At the same time, you may be investing in something that isn’t right for you, or doing it in the wrong way.
If you don’t have a marketing analyst, then who is doing the marketing analysis for your business and making the important decisions about where to put spend?
What’s the best thing to do if you have limited time and money?
Create a customer journey map either within your team or with a strategist so you can understand how your customer buys and where you need to be showing up. There may be gaps to fill such as a leafletting campaign or even a simple chalkboard outside on the street that tells customers you’re open. Sit down and think about everything at once. The bigger picture.
Here’s a simple customer journey map I made with a small local store who have limited marketing resources. The map enables the store manager, who has no prior marketing experience, to understand their daily marketing duties and where they sit within the entire buyer decision-making process.
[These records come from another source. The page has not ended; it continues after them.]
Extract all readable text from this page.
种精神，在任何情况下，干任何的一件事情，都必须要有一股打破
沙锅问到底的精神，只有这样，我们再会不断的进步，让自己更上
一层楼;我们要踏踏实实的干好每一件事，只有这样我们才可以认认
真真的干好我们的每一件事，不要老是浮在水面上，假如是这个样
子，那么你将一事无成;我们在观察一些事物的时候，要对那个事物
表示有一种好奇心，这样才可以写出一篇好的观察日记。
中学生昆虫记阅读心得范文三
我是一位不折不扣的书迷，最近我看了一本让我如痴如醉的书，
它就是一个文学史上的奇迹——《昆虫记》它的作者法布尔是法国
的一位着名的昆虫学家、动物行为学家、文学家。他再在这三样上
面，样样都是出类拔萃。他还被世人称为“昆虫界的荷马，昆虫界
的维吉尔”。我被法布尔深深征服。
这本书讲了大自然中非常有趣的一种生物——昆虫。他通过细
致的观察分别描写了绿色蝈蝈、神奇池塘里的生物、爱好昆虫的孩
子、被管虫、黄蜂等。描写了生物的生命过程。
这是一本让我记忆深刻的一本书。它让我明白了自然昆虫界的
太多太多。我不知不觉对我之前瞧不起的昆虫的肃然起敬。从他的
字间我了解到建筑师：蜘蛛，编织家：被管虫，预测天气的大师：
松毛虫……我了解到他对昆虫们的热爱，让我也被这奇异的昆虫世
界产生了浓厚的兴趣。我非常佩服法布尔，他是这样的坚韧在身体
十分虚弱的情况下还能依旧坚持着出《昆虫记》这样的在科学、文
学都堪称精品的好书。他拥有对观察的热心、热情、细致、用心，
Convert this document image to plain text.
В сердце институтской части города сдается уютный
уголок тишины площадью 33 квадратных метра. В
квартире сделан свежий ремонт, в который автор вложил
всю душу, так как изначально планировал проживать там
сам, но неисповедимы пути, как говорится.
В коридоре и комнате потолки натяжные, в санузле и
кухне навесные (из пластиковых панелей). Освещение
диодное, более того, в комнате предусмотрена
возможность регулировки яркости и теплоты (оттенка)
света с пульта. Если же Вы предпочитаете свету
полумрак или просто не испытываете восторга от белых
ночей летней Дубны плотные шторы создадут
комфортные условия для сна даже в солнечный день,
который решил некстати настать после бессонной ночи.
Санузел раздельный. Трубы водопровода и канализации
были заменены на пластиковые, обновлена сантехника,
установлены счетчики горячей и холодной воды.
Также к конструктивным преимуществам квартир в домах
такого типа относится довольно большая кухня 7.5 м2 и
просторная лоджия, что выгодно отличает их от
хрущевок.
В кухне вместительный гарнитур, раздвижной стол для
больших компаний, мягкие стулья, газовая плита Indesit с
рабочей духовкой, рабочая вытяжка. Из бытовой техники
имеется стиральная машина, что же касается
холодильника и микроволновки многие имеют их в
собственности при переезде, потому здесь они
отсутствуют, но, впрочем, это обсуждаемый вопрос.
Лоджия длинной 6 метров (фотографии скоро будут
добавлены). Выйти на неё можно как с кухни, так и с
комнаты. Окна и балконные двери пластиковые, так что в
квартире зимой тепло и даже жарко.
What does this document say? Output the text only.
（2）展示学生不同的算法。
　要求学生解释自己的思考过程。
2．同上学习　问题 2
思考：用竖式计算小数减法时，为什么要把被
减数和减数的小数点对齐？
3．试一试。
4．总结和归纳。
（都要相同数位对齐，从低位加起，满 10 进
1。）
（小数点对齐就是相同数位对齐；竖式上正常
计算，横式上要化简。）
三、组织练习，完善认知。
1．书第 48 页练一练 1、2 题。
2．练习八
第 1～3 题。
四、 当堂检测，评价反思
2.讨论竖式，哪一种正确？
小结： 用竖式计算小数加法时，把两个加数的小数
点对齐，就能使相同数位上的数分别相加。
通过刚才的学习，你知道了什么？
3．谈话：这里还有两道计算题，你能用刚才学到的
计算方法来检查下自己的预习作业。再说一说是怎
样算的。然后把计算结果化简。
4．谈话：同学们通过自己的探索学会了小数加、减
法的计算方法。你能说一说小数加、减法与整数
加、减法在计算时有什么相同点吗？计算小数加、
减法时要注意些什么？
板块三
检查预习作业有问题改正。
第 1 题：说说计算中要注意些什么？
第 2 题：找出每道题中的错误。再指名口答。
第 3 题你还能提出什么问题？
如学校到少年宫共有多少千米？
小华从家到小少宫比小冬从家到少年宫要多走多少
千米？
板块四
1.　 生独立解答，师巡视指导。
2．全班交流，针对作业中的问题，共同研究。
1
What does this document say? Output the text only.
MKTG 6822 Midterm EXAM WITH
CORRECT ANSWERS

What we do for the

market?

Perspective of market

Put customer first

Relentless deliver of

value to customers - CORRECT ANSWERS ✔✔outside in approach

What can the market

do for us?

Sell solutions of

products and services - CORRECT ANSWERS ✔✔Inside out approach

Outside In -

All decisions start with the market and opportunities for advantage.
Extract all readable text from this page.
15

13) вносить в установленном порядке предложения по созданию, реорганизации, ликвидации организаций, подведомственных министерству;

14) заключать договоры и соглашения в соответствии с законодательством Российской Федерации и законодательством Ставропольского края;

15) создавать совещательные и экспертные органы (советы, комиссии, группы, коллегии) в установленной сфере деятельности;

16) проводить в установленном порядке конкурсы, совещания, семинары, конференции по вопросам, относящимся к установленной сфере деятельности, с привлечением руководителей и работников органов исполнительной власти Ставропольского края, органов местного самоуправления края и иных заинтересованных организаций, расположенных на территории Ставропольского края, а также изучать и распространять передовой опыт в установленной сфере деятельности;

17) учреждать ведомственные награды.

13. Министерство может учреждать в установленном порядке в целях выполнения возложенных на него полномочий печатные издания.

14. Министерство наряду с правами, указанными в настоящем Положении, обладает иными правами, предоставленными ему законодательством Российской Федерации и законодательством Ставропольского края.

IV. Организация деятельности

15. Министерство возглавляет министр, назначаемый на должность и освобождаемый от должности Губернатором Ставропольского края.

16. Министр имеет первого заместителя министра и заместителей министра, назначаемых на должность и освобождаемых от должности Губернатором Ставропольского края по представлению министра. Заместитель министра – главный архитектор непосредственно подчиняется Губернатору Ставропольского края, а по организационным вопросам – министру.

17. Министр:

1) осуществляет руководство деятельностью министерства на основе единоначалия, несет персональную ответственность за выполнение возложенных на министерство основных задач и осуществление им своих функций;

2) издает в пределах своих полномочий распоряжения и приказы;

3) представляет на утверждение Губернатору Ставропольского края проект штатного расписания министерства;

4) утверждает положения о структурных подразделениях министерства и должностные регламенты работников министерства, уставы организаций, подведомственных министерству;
Sometimes with marketing strategy, simple is best. The best strategy is the one that you’re actually going to be able to implement.
How can you tell if your marketing is working?
I’m a really detail-orientated person. I love the details. But when measuring success you really have to look at the bigger picture as well as the details.
The big question is: are you balling? Are you making it rain? Okay I’m kidding but really….
Is your business growing? Are new customers finding you, even if you aren’t sure where they heard of you? Do people just know about your business? If so then your marketing strategy is working. Could it be better? Sure, then look at the details.
If it’s not working you will see slow growth, limited sales, struggles, disappointing seasons and find that nobody’s heard of you. Worst of all? You look around at your competitors and think…. ‘damn, I wish I could have that!’ It happens to everyone in business at some point or another.
If you’re in a situation where your marketing isn’t working firing your google ads guy and hiring a new one isn’t going to fix it. All that will happen is you’ll become disenchanted with the next one and then eventually blame Google ads as a platform. You need to take a step back and look at your messaging, your user experience, your strategy and your brand.
Trust me, if you are having issues getting business in – an Instagram account isn’t going to be a silver bullet.
I’ve said it before and I’ll say it again (I end up repeating myself a lot in this job) – if your strategy is good, your messaging is good, marketing is easy.